La muchacha se hundía cada vez más profundamente en el agua, y pronto sólo se le vieron la cabeza y los hombros. Gritaba desaforadamente; frente a esa muerte terrible había perdido todo control sobre sí misma.
—¡No te muevas! —le grité. Pero ella se contraía histéricamente, como un animal enloquecido. —¡El velo! —exclamé—. ¡Suéltalo!
¡Tíramelo! Sus dedos trataron de tirar del velo, pero en su estado de pánico no logró quitárselo a tiempo. El barro llegó a cubrir sus ojos desencajados y su cabeza desapareció en el agua verdosa, mientras sus manos se agitaban con desesperación en el aire.

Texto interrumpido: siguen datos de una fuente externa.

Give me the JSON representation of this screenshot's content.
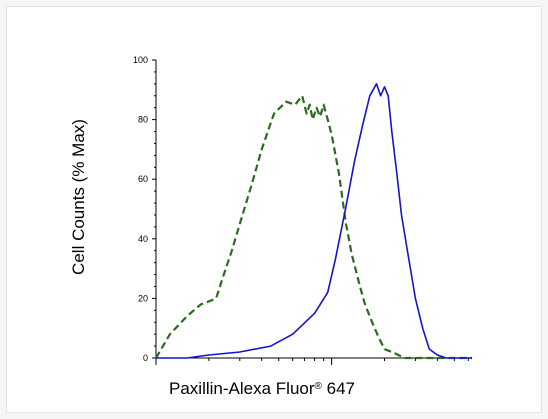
{
  "chart_data": {
    "type": "line",
    "title": "",
    "xlabel": "Paxillin-Alexa Fluor",
    "xlabel_mark": "®",
    "xlabel_suffix": " 647",
    "ylabel": "Cell Counts (% Max)",
    "xscale": "log",
    "xlim": [
      0.1,
      6.3
    ],
    "ylim": [
      0,
      100
    ],
    "y_ticks": [
      "0",
      "20",
      "40",
      "60",
      "80",
      "100"
    ],
    "y_tick_values": [
      0,
      20,
      40,
      60,
      80,
      100
    ],
    "grid": false,
    "legend": "none",
    "series": [
      {
        "style": "dashed",
        "color": "#2a6b1e",
        "x": [
          0.1,
          0.12,
          0.15,
          0.18,
          0.2,
          0.22,
          0.24,
          0.27,
          0.3,
          0.35,
          0.4,
          0.47,
          0.55,
          0.62,
          0.68,
          0.72,
          0.75,
          0.78,
          0.82,
          0.86,
          0.9,
          0.95,
          1.0,
          1.1,
          1.2,
          1.3,
          1.45,
          1.55,
          1.7,
          1.85,
          2.0,
          2.2,
          2.4,
          2.6,
          3.0,
          3.5,
          4.0,
          5.0,
          6.3
        ],
        "y": [
          0,
          8,
          14,
          18,
          19,
          20,
          27,
          36,
          45,
          58,
          70,
          82,
          86,
          85,
          88,
          82,
          85,
          80,
          84,
          81,
          85,
          80,
          75,
          62,
          46,
          35,
          24,
          18,
          12,
          7,
          3,
          2,
          1,
          0,
          0,
          0,
          0,
          0,
          0
        ]
      },
      {
        "style": "solid",
        "color": "#1414cc",
        "x": [
          0.1,
          0.15,
          0.2,
          0.3,
          0.45,
          0.6,
          0.8,
          0.95,
          1.05,
          1.2,
          1.35,
          1.5,
          1.65,
          1.8,
          1.9,
          2.0,
          2.1,
          2.2,
          2.35,
          2.5,
          2.7,
          3.0,
          3.3,
          3.6,
          4.0,
          4.5,
          5.0,
          6.3
        ],
        "y": [
          0,
          0,
          1,
          2,
          4,
          8,
          15,
          22,
          33,
          50,
          66,
          78,
          88,
          92,
          88,
          91,
          88,
          76,
          62,
          48,
          36,
          20,
          10,
          3,
          1,
          0,
          0,
          0
        ]
      }
    ]
  }
}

Apresuradamente miré a mi alrededor y distinguí un tronco medio sumergido. Sin preocuparme por los eventuales peligros, corrí hacia él y tiré con todas mis fuerzas. Probablemente fueron sólo unos segundos, pero a mí me pareció que pasaron horas hasta que el tronco cedió y pude sacarlo del barro. Lo empujé rápidamente hasta el lugar en que había desaparecido la hija del Ubar. Me aferré al tronco; bogué por el agua poco profunda por encima de las arenas movedizas, palpando con mi mano una y otra vez el líquido verdoso.
Por fin mis dedos tocaron algo —la muñeca de la joven— y lentamente fui sacándola de la arena. Sentí una profunda alegría cuando escuché sus quejidos, cuando sus pulmones aspiraron el aire húmedo, vivificante. Aparté el tronco, levanté a la muchacha y la llevé hasta una lengua de tierra firme cubierta de pasto, al borde del pantano.

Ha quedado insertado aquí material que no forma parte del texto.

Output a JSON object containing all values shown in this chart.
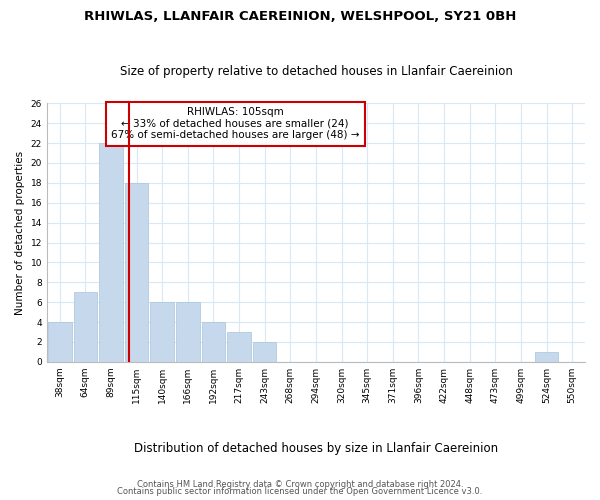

La coloqué sobre la hierba. A unos cien metros comenzaba un campo amarillo de Sa-Tarna y un monte colorido de árboles de Ka-la-na. Agotado, me senté junto a la joven y sonreí para mis adentros. La orgullosa hija del Ubar con sus vestimentas de fiesta apestaba a pantano y sudor.
—Has vuelto a salvarme la vida —me dijo.
Asentí con la cabeza.
—Y ahora, ¿hemos salido del pantano? —preguntó.
Volví a asentir.
Esto parecía gustarle. Con un movimiento que no guardaba ninguna relación con sus ropajes de fiesta, se reclinó hacia atrás y miró el cielo. Indudablemente estaba tan agotada como yo. Además era una muchacha. Sentí lástima.
—Por favor —dijo.
—¿Qué quieres? —pregunté.
—Tengo hambre.
—Yo también —dije y me reí—. Ahí hay unos árboles de Ka-la-na. Quédate aquí; traeré algunas frutas.
—No, iré contigo, si me lo permites.
La repentina sumisión me sorprendió, pero recordé sus gestos en el pantano.
—Por supuesto que me gusta que me acompañes.